Information Disclosure

Desired outcome: availability 

  • PR.DS-5: Protections against data leaks are implemented. Best practices include information leakage defenses (PE-19), access agreements (PS-6), and boundary protection (SC-7). 
  • PR.IP-6: Data is destroyed according to policy. Obviously dependent on having a safe data destruction policy in place, media sanitization (MP-6) and component disposal (SR-12) are key to effective data practices.

Denial of Service

Desired outcome: availability 

  • PR.DS-4: Adequate capacity to ensure availability is maintained. Audit log capacity (AU-4), contingency planning (CP-2), and denial of service protection (SC-5) are all healthy practices that defend against denial of service attacks. 

Elevation of Privilege

Desired outcome: principle of least privilege 

  • PR.PT-3: The principle of least functionality is incorporated by configuring systems to provide only essential capabilities. Access enforcement (AC-3) and least functionality (CM-7) are the only effective preemptive ways to stop elevation. 
  • DE.CM-4: Malicious code is detected. Using detonation chambers (SC-44) to access and assess risking content shields the organization from phishing and injection attacks and system monitoring (SI-4) creates effective defenses beyond initial infection. 
  • DE.CM-7: Monitoring for unauthorized personnel, connections, devices, and software is performed. Continuous monitoring (CA-7) and configuration change control (CM-3) allow better defenses against adversarial access. 

Lateral Movement

Desired outcome: containment 

  • PR.AC-5: Network integrity is protected (e.g., network segregation, network segmentation). Information flow enforcement (AC-4) and concurrent session control (AC-10) is key to securing your perimeters and defending your organization. 
  • RS.MI-1: Incidents are contained. CSF offers IR-4: Incident Handling advice to help support this difficult aspect of app security. 

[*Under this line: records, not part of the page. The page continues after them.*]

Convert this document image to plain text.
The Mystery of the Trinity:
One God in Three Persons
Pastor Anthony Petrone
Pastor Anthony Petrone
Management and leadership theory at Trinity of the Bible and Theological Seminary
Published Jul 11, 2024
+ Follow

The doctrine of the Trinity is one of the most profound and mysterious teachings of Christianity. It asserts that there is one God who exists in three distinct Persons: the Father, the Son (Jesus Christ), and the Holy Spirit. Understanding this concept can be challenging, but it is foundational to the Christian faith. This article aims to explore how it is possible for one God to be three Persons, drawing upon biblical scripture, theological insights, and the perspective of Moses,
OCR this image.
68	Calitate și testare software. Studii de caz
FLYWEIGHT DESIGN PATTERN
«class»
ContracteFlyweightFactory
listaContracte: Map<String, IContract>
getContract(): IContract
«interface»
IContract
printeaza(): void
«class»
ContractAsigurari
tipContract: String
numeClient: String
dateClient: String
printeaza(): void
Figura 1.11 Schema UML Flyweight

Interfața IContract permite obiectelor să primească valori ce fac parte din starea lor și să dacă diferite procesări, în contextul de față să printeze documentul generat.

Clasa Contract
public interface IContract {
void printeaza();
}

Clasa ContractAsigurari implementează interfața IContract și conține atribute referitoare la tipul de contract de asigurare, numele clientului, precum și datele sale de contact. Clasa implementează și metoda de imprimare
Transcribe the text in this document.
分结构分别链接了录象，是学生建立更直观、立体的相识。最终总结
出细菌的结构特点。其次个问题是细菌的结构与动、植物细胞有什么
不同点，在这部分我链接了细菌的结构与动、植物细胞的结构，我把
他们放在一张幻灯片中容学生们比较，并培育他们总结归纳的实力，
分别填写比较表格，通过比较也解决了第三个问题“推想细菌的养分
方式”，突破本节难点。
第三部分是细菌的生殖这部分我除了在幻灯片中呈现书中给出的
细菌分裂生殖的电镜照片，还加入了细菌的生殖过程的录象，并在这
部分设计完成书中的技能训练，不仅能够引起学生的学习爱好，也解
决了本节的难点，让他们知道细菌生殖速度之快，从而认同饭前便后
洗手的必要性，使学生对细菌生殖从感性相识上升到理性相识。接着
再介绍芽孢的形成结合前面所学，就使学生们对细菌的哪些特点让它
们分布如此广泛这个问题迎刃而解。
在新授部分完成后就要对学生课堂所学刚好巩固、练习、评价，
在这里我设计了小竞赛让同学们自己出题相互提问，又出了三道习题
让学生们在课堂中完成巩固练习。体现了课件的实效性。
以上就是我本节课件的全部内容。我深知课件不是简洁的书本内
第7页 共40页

Using the CSF for Threat Modeling

As you can probably tell by now, the NIST CSF is a dense framework that is full of practical advice for securing applications and networks. By using the tactics, techniques, and procedures contained within the framework, you can build defenses to improve the integrity of your application and secure your network in the event of a vulnerability. 

Of course, threat modeling at this stage is a heavily time-consuming process. By identifying the biggest risks in your application and comparing them against your risk threshold, your insights into the vulnerabilities and the mindset of the adversary will help you address the biggest issue first and protect your organization.